On current trends, by 2050 as many as one in three of the UK population will have been born abroad. Like those who have come before, most of them will settle in urban centres, exacerbating our ongoing challenges. How can we possibly hope to integrate new arrivals into our way of life if there is nothing to integrate into?

That is why we desperately need to end mass migration. I resigned from the previous Government after I couldn’t secure any more reductions. The need for those changes are more urgent than ever. In Casey’s report she mounted a spirited defence of so-called “British values” (which are, in reality, common Western values) like freedom of speech, freedom of religion and respect for one another.

But only tackling extreme behaviour is a low bar for an integration strategy. We must aspire for more. I want to raise my children, as my parents did, in a country bound by a strong sense of national community, shared customs and tradition, and pride in our history, landscape and literature. One in which people, regardless of their skin colour or faith, live side by side, never ghettoised. It will not be the Britain of yesteryear; however it can still have what Roger Scruton called a love of home.

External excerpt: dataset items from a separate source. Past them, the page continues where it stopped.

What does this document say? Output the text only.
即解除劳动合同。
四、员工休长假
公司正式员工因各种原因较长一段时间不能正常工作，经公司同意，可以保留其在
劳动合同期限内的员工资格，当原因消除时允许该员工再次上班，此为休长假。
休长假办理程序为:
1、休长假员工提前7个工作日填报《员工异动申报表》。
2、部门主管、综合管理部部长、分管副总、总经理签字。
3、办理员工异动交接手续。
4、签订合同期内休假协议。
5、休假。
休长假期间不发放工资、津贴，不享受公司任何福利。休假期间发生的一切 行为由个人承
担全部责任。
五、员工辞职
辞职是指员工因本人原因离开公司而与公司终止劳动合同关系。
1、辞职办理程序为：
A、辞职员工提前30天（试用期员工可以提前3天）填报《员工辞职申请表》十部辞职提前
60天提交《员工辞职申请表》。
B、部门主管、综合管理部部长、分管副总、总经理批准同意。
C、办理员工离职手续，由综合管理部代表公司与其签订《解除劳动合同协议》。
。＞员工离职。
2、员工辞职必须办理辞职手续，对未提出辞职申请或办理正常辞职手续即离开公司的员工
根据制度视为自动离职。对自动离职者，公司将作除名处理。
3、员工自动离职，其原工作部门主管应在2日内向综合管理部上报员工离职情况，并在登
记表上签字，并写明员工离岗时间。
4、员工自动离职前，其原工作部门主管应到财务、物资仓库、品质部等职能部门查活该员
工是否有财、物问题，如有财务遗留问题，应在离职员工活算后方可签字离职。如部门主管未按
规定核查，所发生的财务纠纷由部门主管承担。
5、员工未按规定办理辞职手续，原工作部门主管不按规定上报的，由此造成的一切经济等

At an event last week in the Midlands a man rose to ask me a question. He said he was a proud British Sikh, but then corrected himself and said he was, above all, proudly British. He went on to make a powerful speech for a more united country. He called for an end to religious prayers on our streets – explaining there are no shortages of mosques, gurdwaras, and temples – and despaired at the multitude of business groups he was invited to in the West Midlands which divide people by skin colour or faith. “I am Sikh and a businessman”, he said. “I do not need a Sikh business association to express my views”. He ended by saying, in reference to the foreign flags flying in his neighbourhood that for him, “the Union Flag is the flag I live under and am loyal to, not the Palestinian flag.”

Have pride in Britain he said. A standing ovation followed. We must capture his spirit, and make ourselves one country, under one flag.

2 Comments on "From Elsewhere: Robert Jenrick shares his diagnosis of Britain’s problems."

  1. Indeed, the history of migration, from all angles is fascinating.

    We have to look at the UK’s own history of encouraging migration of its own population, namely to demands to colonize Canada and Australia with a new workforce who were sold the idea there was no future for them in their country of birth and migration was their route to a better life overseas.

    I’m not really drawing any parallells here but we have to note that at the same time in the 1950s and a bit before when the Windrush type boats were arriving Britons were also leaving for Australia on the £10 Assisted Passage scheme.

  2. Jenrick writes: “Rather than demand immigrants buy into the values, customs, and institutions that attracted them here in the first place …”
    I suspect he may be making a mistake here. I doubt very much that what attracts many is beyond the supposed economic benefit and some will be coming under the guise of Hijra anyway.